Alongside these charities there are many individuals who want to play a part in making things easier for people in crisis.
When the problem is so big and the issues around homelessness so complex and seemingly impossible to tackle, where do you start?
Is being a Nightstop host dangerous?
I host young people through Nightstop, and as a host I have been asked on many occasions whether I feel nervous about hosting young people or worried that one of them will steal from me.
The truthful answer is no! At no point have I felt unsafe and I have never thought about having my possessions taken. Far from it. All of the young people I have met have been charming and respectful.
I completely trust the staff at Nightstop to do their checks on my guests so that I can welcome them with open arms.
Before a young person is placed with me, staff at Nightstop will have carried out a risk-assessment and run checks on the young person. And of course, I’ve been checked out too. Before I was able to start hosting, staff ran a DBS check on me, visited my home and took up references.
Why do young people use Nightstop?
Some of the issues the young women I host have faced include family breakup, fleeing gang exploitation, evictions by landlords who want to sell up or put up the rent in the accommodation my guests live in and even live-in landlords expecting sexual favours. I’ve hosted a girl who used to walk the streets at night after her evening job, just so she didn’t have to go back to her family home.
I’m lucky that I am able to host. I grew up in a house where my parents had bed and breakfast guests when my siblings left home. I’m also an Airbnb host, to supplement my freelance income, so I’m used to having strangers come to stay.
By volunteering for Nightstop I have met incredible women who have hopes and dreams and ambitions.

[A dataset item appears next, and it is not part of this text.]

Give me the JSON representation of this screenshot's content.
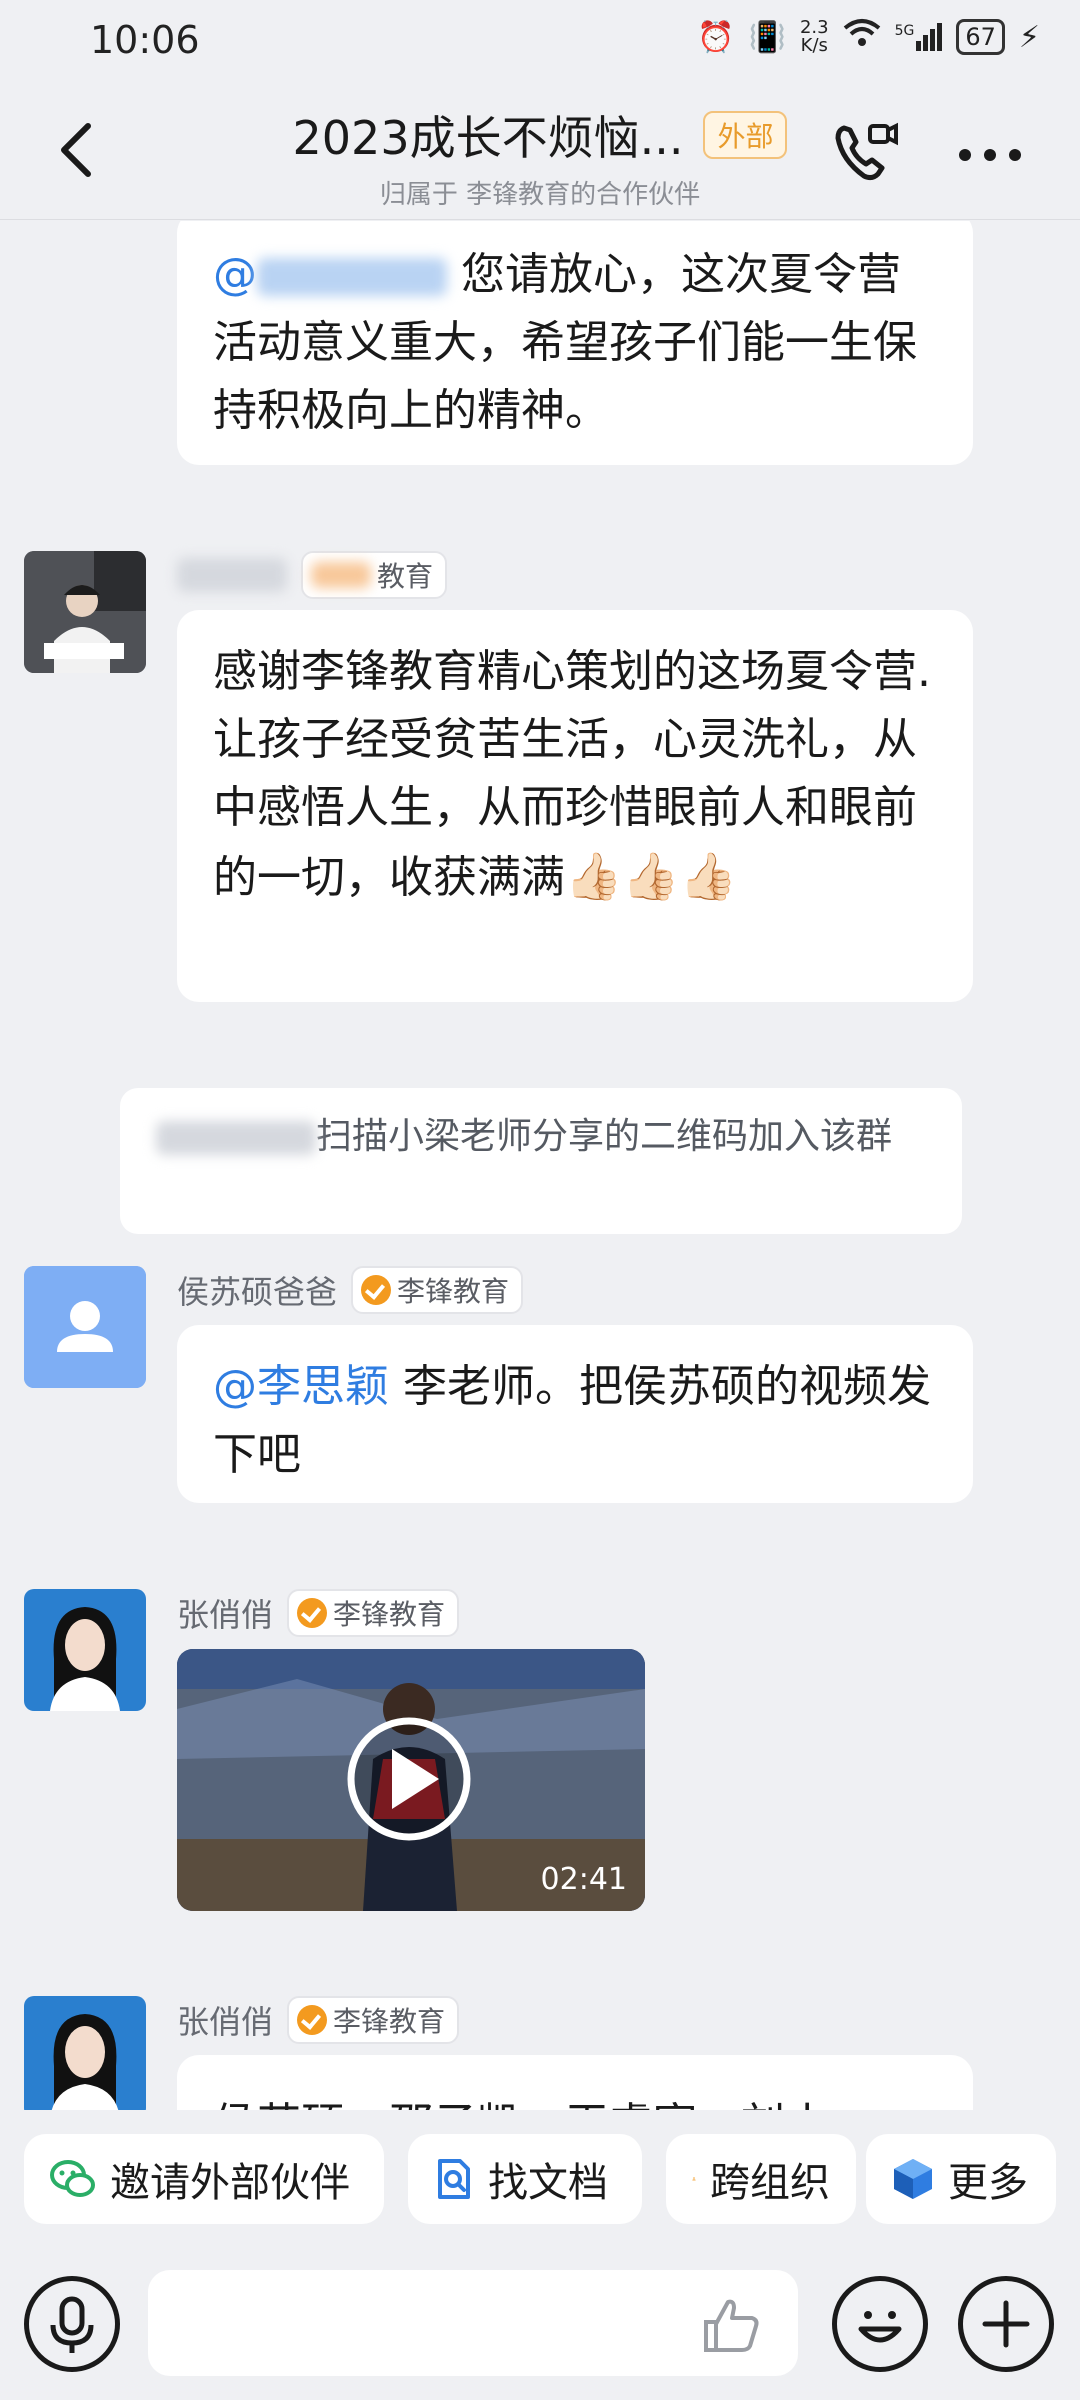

From being a doctor to going into journalism and even being a dentist, the young people I host have lofty career ambitions just like anyone else their age. I’m there to be a listening ear and to reassure my guests that Nightstop will support them to find a long-term solution, often by working in partnership with other charities.
I hosted someone recently, a 19 year-old student at college with the goal of becoming a doctor some day; it’s not the first time I’ve hosted her. When my guests leave I always say to them that I hope I don’t see them again – not in a bad way, but in a caring way. I hope that they get a place to call their own quickly, and don’t need Nightstop any longer.
What happens to Nightstop guests when they move on?
I have checked in with Nightstop on occasions to see how previous guests were doing.
One 17 year old stayed with me a few times and was terrified of turning 18 and becoming an adult.
I was thrilled to hear she had been placed in longer term accommodation and finally found a place to call her own.
I realise I can’t change the homeless crisis but I can play a small part in helping a young person at their time of need. I’ve learnt a huge amount from them and their different lives. I hope I’ve made them feel safe and helped them to understand that people do care. I haven’t had any complaints about my cooking yet! I know that amongst my network I am lucky to have a spare room and I choose to use it in this way.
I hope that my experience with Nightstop might inspire you to volunteer your spare room, even just for one night a week. It’s a valuable way to help young people in crisis.